Hakim Fahzal kemudian melanjutkan meminta pembayaran sisa Rp4,5 miliar yang belum dibayarkan dari total harga rumah sebesar Rp7,5 miliar.
– Bagaimana kalau lagi Rp 4,5 (miliar) pak? tanya hakim.
Lalu dari sana (Kharazzi dan Gazalba) kami kembali ke mobil, ke tempat parkir, lalu saya mendapat uang Rp 100 juta yang saya masukkan ke dalam tas, kata saksi. Juga membayar dalam dolar Singapura
Jadi setelah bayar lagi Rp 100 juta.
Sisa pembelian rumah hanya Rp 4,4 miliar.
Untuk sisa Rp 4,4 miliar, Kharrazi mengungkapkan pembayaran akan dilakukan dalam dolar Singapura.
Pembayaran tetap dilakukan pada hari yang sama.
“Rp 4,4 (miliar) dan bagaimana cara membayarnya?” tanya Hakim Fahzal.
“Dia membawa dolar (Gazal), Yang Mulia,” jawab Kharrazi.
“Dolar apa?” tanya hakim.
“Dolar Singapura Yang Mulia,” jawab saksi.
“Pada hari yang sama, Tuan?” tanya hakim lagi.
“Pada hari yang sama,” jawab saksi.
“Berapa satu dolar Singapura?” tanya Hakim Fahzal.
“Sekitar $200.000 kalau tidak salah,” jawab Kharrazi.
Dalam kasus ini, Gazalba Saleh didakwa menerima ganti rugi sebesar Rp650 juta terkait penanganan perkara di Mahkamah Agung.
Terdakwa Gazalba diduga menerima kepuasan tersebut bersama pengacara Wonokromo asal Surabaya, Ahmad Riyadh.

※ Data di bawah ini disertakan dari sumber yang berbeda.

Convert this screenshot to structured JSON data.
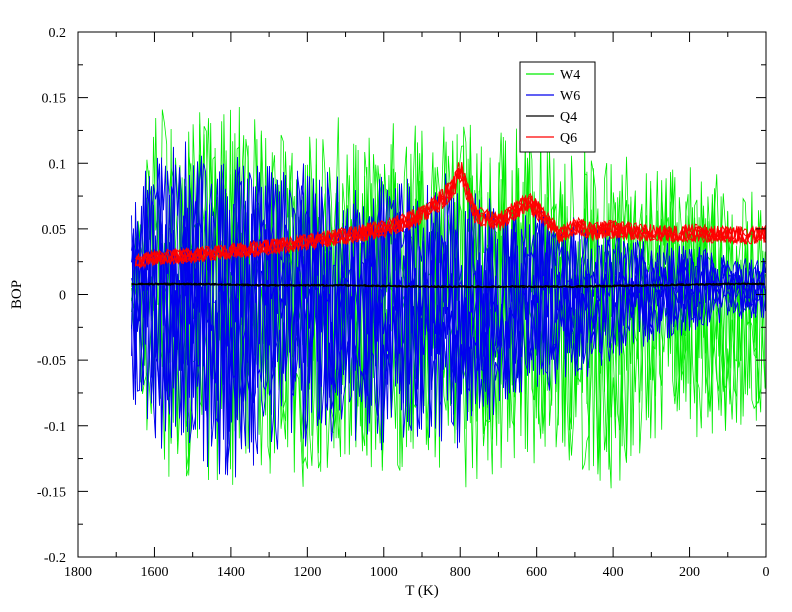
{
  "chart_data": {
    "type": "line",
    "title": "",
    "xlabel": "T (K)",
    "ylabel": "BOP",
    "xlim": [
      1800,
      0
    ],
    "ylim": [
      -0.2,
      0.2
    ],
    "x_reversed": true,
    "x_ticks": [
      1800,
      1600,
      1400,
      1200,
      1000,
      800,
      600,
      400,
      200,
      0
    ],
    "x_tick_labels": [
      "1800",
      "1600",
      "1400",
      "1200",
      "1000",
      "800",
      "600",
      "400",
      "200",
      "0"
    ],
    "y_ticks": [
      -0.2,
      -0.15,
      -0.1,
      -0.05,
      0,
      0.05,
      0.1,
      0.15,
      0.2
    ],
    "y_tick_labels": [
      "-0.2",
      "-0.15",
      "-0.1",
      "-0.05",
      "0",
      "0.05",
      "0.1",
      "0.15",
      "0.2"
    ],
    "grid": false,
    "legend_position": "top-right",
    "series": [
      {
        "name": "W4",
        "color": "#00ee00",
        "x": [
          1660,
          1600,
          1500,
          1400,
          1300,
          1200,
          1100,
          1000,
          900,
          800,
          700,
          600,
          500,
          400,
          300,
          200,
          100,
          0
        ],
        "upper": [
          0.02,
          0.15,
          0.14,
          0.15,
          0.14,
          0.13,
          0.14,
          0.13,
          0.14,
          0.13,
          0.14,
          0.13,
          0.12,
          0.11,
          0.11,
          0.1,
          0.09,
          0.08
        ],
        "lower": [
          -0.02,
          -0.15,
          -0.14,
          -0.15,
          -0.14,
          -0.15,
          -0.13,
          -0.14,
          -0.13,
          -0.15,
          -0.14,
          -0.13,
          -0.13,
          -0.15,
          -0.12,
          -0.12,
          -0.11,
          -0.1
        ]
      },
      {
        "name": "W6",
        "color": "#0000ee",
        "x": [
          1660,
          1600,
          1500,
          1400,
          1300,
          1200,
          1100,
          1000,
          900,
          800,
          700,
          600,
          500,
          400,
          300,
          200,
          100,
          0
        ],
        "upper": [
          0.08,
          0.11,
          0.12,
          0.11,
          0.1,
          0.1,
          0.09,
          0.09,
          0.1,
          0.09,
          0.07,
          0.07,
          0.06,
          0.05,
          0.04,
          0.04,
          0.03,
          0.03
        ],
        "lower": [
          -0.09,
          -0.12,
          -0.12,
          -0.15,
          -0.12,
          -0.12,
          -0.11,
          -0.12,
          -0.11,
          -0.12,
          -0.09,
          -0.08,
          -0.07,
          -0.05,
          -0.04,
          -0.03,
          -0.02,
          -0.02
        ]
      },
      {
        "name": "Q4",
        "color": "#000000",
        "x": [
          1660,
          1500,
          1300,
          1100,
          900,
          700,
          500,
          300,
          100,
          0
        ],
        "values": [
          0.008,
          0.008,
          0.007,
          0.007,
          0.006,
          0.006,
          0.006,
          0.007,
          0.008,
          0.008
        ]
      },
      {
        "name": "Q6",
        "color": "#ff0000",
        "x": [
          1650,
          1600,
          1500,
          1400,
          1300,
          1200,
          1100,
          1000,
          900,
          820,
          800,
          760,
          700,
          650,
          620,
          580,
          540,
          500,
          450,
          400,
          350,
          300,
          250,
          200,
          150,
          100,
          50,
          0
        ],
        "values": [
          0.025,
          0.028,
          0.03,
          0.033,
          0.036,
          0.04,
          0.045,
          0.05,
          0.06,
          0.08,
          0.095,
          0.06,
          0.055,
          0.065,
          0.07,
          0.06,
          0.045,
          0.052,
          0.048,
          0.05,
          0.048,
          0.047,
          0.046,
          0.047,
          0.046,
          0.046,
          0.045,
          0.046
        ]
      }
    ]
  }
}
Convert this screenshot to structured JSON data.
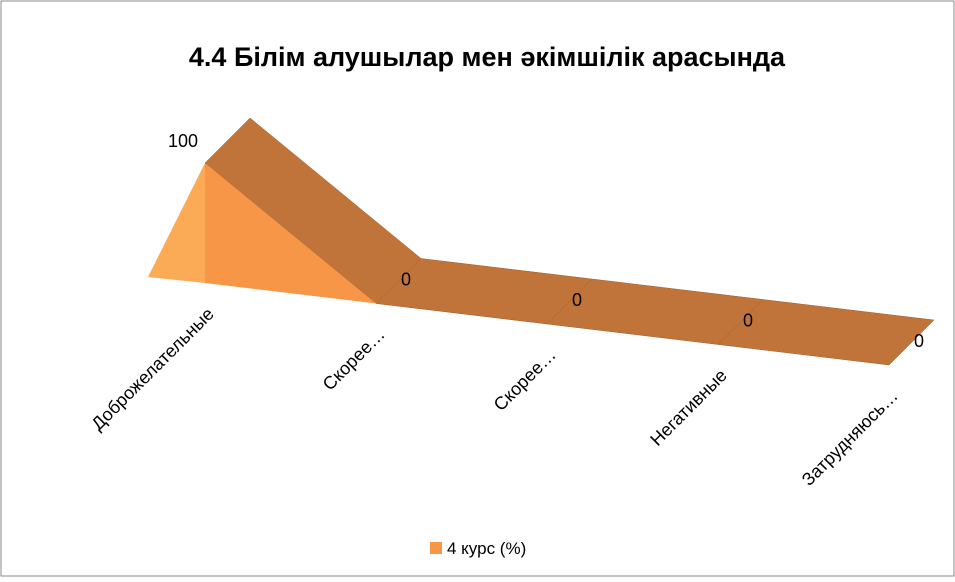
{
  "chart_data": {
    "type": "area3d",
    "title": "4.4 Білім алушылар мен әкімшілік арасында",
    "categories": [
      "Доброжелательные",
      "Скорее…",
      "Скорее…",
      "Негативные",
      "Затрудняюсь…"
    ],
    "series": [
      {
        "name": "4 курс (%)",
        "color": "#f79646",
        "values": [
          100,
          0,
          0,
          0,
          0
        ]
      }
    ],
    "legend": "bottom"
  }
}
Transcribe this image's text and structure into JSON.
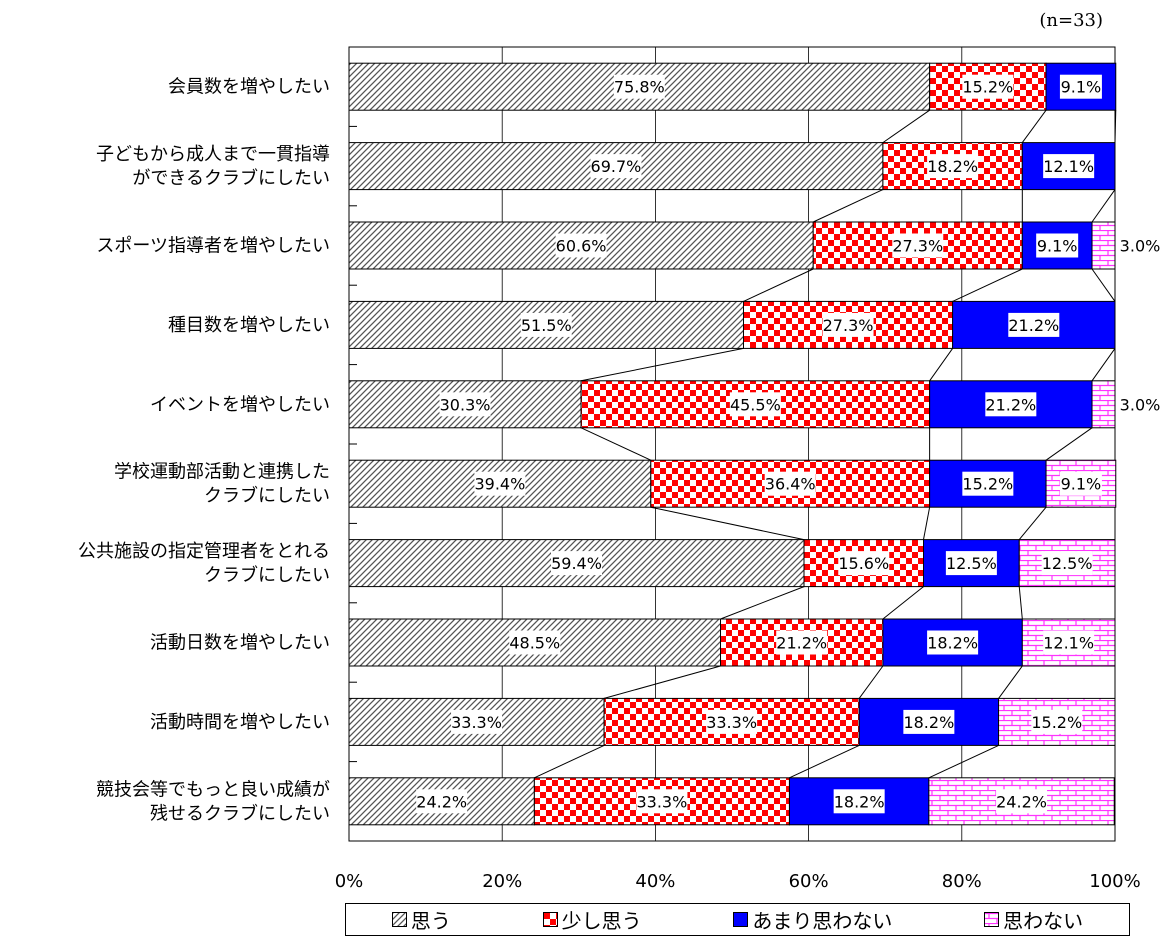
{
  "note": "(n=33)",
  "colors": {
    "omou": "#cccccc",
    "sukoshi": "#ff0000",
    "amari": "#0000ff",
    "omowanai": "#ff66ff"
  },
  "chart_data": {
    "type": "bar",
    "orientation": "horizontal",
    "stacked": "percent",
    "categories": [
      "会員数を増やしたい",
      "子どもから成人まで一貫指導\nができるクラブにしたい",
      "スポーツ指導者を増やしたい",
      "種目数を増やしたい",
      "イベントを増やしたい",
      "学校運動部活動と連携した\nクラブにしたい",
      "公共施設の指定管理者をとれる\nクラブにしたい",
      "活動日数を増やしたい",
      "活動時間を増やしたい",
      "競技会等でもっと良い成績が\n残せるクラブにしたい"
    ],
    "series": [
      {
        "name": "思う",
        "values": [
          75.8,
          69.7,
          60.6,
          51.5,
          30.3,
          39.4,
          59.4,
          48.5,
          33.3,
          24.2
        ]
      },
      {
        "name": "少し思う",
        "values": [
          15.2,
          18.2,
          27.3,
          27.3,
          45.5,
          36.4,
          15.6,
          21.2,
          33.3,
          33.3
        ]
      },
      {
        "name": "あまり思わない",
        "values": [
          9.1,
          12.1,
          9.1,
          21.2,
          21.2,
          15.2,
          12.5,
          18.2,
          18.2,
          18.2
        ]
      },
      {
        "name": "思わない",
        "values": [
          0,
          0,
          3.0,
          0,
          3.0,
          9.1,
          12.5,
          12.1,
          15.2,
          24.2
        ]
      }
    ],
    "data_labels": [
      [
        "75.8%",
        "15.2%",
        "9.1%",
        ""
      ],
      [
        "69.7%",
        "18.2%",
        "12.1%",
        ""
      ],
      [
        "60.6%",
        "27.3%",
        "9.1%",
        "3.0%"
      ],
      [
        "51.5%",
        "27.3%",
        "21.2%",
        ""
      ],
      [
        "30.3%",
        "45.5%",
        "21.2%",
        "3.0%"
      ],
      [
        "39.4%",
        "36.4%",
        "15.2%",
        "9.1%"
      ],
      [
        "59.4%",
        "15.6%",
        "12.5%",
        "12.5%"
      ],
      [
        "48.5%",
        "21.2%",
        "18.2%",
        "12.1%"
      ],
      [
        "33.3%",
        "33.3%",
        "18.2%",
        "15.2%"
      ],
      [
        "24.2%",
        "33.3%",
        "18.2%",
        "24.2%"
      ]
    ],
    "x_ticks": [
      "0%",
      "20%",
      "40%",
      "60%",
      "80%",
      "100%"
    ],
    "xlim": [
      0,
      100
    ],
    "series_lines": true,
    "grid": true,
    "legend_position": "bottom"
  }
}
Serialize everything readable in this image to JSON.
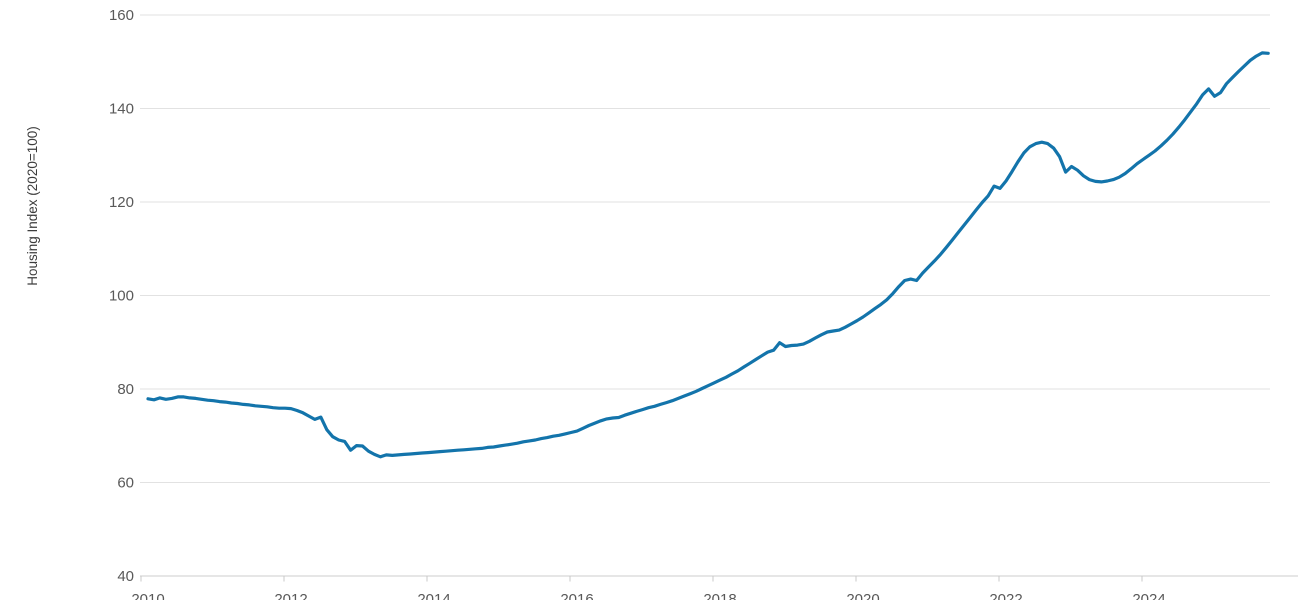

Uang ratusan juta datang dari Galba Száleh karena diduga menangani kasasi di Mahkamah Agung atas nama Jawahirul Fuad.
Wahyu Dwi Oktafianto, Jaksa KPK: “Perbuatan terdakwa dan Ahmad Riyadh berupa suap Rp 650.000.000 patut dipertimbangkan,” kata Pengadilan Jakarta Pusat Pencemaran, 6 Mei 2024.